Perché di questi tempi dovremmo fare i conti con la necessità impellente di spegnerlo il maggior tempo possibile. Limitare i danni. Perché ce ne sono troppi in giro, perché ormai siamo stanchi dall’energia, sprecata direi, che ci vuole per mantenere questa corazza di forza, di cinismo, di scaramanzia,di prevaricazione, di irrazionalità.
Il bullo più pericoloso, è dentro di noi e ci fa rimanere in silenzio quando siamo di fronte a un’ingiustizia.
Un bullo non è soltanto l’individuo che ci sorpassa a una rotatoria con la moto, accecato dalla rabbia perché avete osato sorpassarlo prima, affianca la macchina e fa il dito medio, noncurante della presenza di bambini nel mezzo.
Una bulla non è soltanto la cassiera di un supermercato che si permette di chiamare un signore anziano, bel giovane, prenderlo in giro e deriderlo mentre si capisce da lontano un miglio che probabilmente è vedovo o divorziato da poco ed è si e no la prima volta che fa la spesa da solo ed è in incredibile difficoltà.
Un bullo non è soltanto un professore che chiama la sua allieva con un nomignolo denigratorio dicendole che dovrebbe stare a lavorare al call-center e ritirarsi dalla facoltà perché studiare non è per tutti.
Una bulla non è soltanto un’impiegata che tratta con disprezzo chi ha sotto la sua responsabilità, approfittandosi della sua posizione.
Un bullo non è soltanto un ministro che usa il suo potere per linciare e offendere pubblicamente le persone in un gioco-forza che è sempre a suo favore.
Il bullo più pericoloso, è dentro di noi e ci fa rimanere in silenzio quando siamo di fronte a un’ingiustizia.
Ci fa invidiare chiunque abbia qualcosa in più di noi, perché, chissà come si è fatto i soldi, il lavoro, la casa, ecc. ecc.
Ci fa pensare che essere depressi o sentirci smarriti a questo mondo sia segno di debolezza e vergogna.
Ci ancora a terra nei nostri sogni più appassionati e folli, impedendoci di essere chi vogliamo veramente.

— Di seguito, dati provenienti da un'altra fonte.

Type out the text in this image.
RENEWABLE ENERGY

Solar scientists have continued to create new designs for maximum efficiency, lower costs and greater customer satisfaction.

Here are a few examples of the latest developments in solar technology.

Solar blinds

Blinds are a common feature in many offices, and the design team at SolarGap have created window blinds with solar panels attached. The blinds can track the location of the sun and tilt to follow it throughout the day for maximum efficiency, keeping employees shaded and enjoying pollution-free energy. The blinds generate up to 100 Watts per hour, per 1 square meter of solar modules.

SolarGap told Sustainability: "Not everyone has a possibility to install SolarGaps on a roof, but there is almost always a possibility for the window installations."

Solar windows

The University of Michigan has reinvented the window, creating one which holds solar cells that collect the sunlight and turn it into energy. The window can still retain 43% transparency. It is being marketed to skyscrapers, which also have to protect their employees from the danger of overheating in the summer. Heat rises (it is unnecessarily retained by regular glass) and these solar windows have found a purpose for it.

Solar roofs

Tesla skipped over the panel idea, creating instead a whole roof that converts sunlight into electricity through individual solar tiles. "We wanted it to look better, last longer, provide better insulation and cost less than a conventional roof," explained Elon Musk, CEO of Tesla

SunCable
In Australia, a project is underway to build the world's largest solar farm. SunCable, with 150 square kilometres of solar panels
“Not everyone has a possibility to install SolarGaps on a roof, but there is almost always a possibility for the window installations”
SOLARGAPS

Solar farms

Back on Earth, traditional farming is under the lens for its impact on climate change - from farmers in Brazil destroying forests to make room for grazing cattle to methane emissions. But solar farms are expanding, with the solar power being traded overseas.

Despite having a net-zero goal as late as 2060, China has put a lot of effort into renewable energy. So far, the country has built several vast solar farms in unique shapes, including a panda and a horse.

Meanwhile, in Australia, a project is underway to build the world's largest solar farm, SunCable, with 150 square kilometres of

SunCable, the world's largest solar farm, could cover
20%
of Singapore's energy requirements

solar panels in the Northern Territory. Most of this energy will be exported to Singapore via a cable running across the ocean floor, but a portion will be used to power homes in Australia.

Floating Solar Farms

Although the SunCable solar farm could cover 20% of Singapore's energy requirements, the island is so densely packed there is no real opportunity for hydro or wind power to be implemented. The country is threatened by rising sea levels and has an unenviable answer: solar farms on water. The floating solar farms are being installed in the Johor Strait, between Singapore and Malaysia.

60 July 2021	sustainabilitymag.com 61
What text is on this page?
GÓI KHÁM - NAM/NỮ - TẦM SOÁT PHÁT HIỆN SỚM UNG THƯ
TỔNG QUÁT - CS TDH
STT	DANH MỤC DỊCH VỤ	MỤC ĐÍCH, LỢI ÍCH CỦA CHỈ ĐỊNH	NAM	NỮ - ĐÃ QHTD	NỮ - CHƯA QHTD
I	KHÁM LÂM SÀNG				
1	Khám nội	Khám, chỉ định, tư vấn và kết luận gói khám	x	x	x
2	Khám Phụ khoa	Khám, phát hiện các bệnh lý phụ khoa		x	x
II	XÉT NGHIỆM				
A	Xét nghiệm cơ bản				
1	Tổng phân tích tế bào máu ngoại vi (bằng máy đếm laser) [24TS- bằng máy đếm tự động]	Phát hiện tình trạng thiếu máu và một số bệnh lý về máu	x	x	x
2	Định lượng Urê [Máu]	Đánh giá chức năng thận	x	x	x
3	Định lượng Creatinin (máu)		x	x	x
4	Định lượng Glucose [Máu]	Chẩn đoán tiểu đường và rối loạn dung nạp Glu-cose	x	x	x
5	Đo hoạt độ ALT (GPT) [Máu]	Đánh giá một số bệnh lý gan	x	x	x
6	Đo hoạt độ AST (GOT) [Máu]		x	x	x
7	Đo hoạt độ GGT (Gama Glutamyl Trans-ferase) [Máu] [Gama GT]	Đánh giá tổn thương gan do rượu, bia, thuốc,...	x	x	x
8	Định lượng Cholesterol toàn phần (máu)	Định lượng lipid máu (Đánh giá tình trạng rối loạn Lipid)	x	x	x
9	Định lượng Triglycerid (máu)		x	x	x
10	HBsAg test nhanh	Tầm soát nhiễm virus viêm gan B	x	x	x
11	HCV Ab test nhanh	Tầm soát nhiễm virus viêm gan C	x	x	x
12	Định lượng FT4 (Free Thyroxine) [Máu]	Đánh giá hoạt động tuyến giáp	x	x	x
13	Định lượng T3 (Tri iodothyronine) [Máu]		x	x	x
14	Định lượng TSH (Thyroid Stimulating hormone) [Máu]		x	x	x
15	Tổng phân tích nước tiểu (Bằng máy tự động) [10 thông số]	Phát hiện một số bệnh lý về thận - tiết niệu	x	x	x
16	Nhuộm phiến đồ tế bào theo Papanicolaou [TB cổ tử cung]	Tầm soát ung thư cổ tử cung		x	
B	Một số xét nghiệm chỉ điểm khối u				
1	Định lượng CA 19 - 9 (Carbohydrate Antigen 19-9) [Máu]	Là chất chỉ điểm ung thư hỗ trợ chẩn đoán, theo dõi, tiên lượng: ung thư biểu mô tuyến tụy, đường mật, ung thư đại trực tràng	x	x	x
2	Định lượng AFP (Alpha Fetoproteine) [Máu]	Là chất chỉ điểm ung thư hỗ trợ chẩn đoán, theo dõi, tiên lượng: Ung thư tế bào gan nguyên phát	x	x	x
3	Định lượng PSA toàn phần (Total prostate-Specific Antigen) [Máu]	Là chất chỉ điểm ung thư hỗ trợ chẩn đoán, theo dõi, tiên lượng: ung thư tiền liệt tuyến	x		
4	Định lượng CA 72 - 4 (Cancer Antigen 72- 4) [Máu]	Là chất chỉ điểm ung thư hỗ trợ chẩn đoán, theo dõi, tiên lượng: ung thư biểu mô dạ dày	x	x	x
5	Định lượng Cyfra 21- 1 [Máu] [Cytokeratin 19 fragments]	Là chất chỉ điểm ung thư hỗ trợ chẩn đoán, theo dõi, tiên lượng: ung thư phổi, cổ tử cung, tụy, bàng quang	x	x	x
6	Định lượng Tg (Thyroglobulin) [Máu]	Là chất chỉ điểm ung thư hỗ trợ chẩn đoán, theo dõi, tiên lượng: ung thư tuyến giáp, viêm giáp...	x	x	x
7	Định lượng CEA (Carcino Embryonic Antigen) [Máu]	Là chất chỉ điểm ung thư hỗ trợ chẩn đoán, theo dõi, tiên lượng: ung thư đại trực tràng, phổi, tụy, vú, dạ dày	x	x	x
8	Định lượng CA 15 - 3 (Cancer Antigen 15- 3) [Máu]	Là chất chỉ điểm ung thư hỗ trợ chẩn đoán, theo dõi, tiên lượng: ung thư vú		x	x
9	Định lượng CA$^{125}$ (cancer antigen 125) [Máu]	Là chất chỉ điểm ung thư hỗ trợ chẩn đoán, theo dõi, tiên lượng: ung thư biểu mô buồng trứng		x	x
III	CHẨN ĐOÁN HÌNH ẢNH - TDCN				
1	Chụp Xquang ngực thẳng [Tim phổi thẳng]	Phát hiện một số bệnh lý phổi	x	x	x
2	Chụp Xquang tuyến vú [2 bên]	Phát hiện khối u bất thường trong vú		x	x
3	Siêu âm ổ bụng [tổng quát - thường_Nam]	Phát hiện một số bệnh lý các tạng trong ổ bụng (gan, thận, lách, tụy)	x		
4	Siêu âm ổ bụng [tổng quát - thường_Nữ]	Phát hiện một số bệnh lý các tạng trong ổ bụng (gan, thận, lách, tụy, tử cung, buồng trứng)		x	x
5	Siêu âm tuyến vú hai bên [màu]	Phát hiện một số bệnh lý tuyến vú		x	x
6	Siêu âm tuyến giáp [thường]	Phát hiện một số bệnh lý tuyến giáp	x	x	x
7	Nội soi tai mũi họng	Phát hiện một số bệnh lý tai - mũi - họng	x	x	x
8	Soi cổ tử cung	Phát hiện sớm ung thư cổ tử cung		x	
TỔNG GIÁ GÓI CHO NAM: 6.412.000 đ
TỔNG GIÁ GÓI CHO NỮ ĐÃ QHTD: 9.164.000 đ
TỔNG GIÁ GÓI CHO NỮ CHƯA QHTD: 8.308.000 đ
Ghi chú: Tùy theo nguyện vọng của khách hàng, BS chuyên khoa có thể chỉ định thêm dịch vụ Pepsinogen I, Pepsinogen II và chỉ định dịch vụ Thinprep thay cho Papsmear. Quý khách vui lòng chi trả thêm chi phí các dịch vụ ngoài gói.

Ci fa pensare che sia migliore questo passivo stato delle cose piuttosto che il cambiamento di cui abbiamo veramente bisogno, per crescere.
Ci fa giudicare gli altri e noi stessi senza compassione.
Negli Stati Uniti, posto dove i bulli e gli stronzi non vanno solo fermati ma vivaddio, disarmati!, ci sono cinque ragazzi gay (in un docu-reality su Netflix chiamato Queer Eye) in giro attraverso le cittadine più profonde della Georgia, per fare dei trattamenti di make-over (ovvero si potrebbe dire, di rinnovamento personale) su dei bifolchi senza speranza, non soltanto a livello di vestiti e aspetto esteriore ma soprattutto di atteggiamento nei confronti della vita. Arrivano sempre che vengono guardati come extraterrestri dalle persone del luogo e con diffidenza dal soggetto in questione, per poi andarsene avendo convinto tutti che essere delle persone migliori, non solo non è complicato ma auspicabile, necessario, vitale! E non so se sarà vera questa favola queer, ma in ogni caso sarebbe interessante provare a farlo: per tutti quelli che ci stanno attorno, per i bambini che copiano ogni nostro movimento, per la serenità generale che ne deriva nella nostra vita. Perché proprio in funzione di questa mobilità tra l’essere vittima e carnefice ci potremmo ritrovare un giorno in difficoltà nel dover fronteggiare uno che fondamentalmente è più stronzo di noi. Alcuni lo chiamano karma.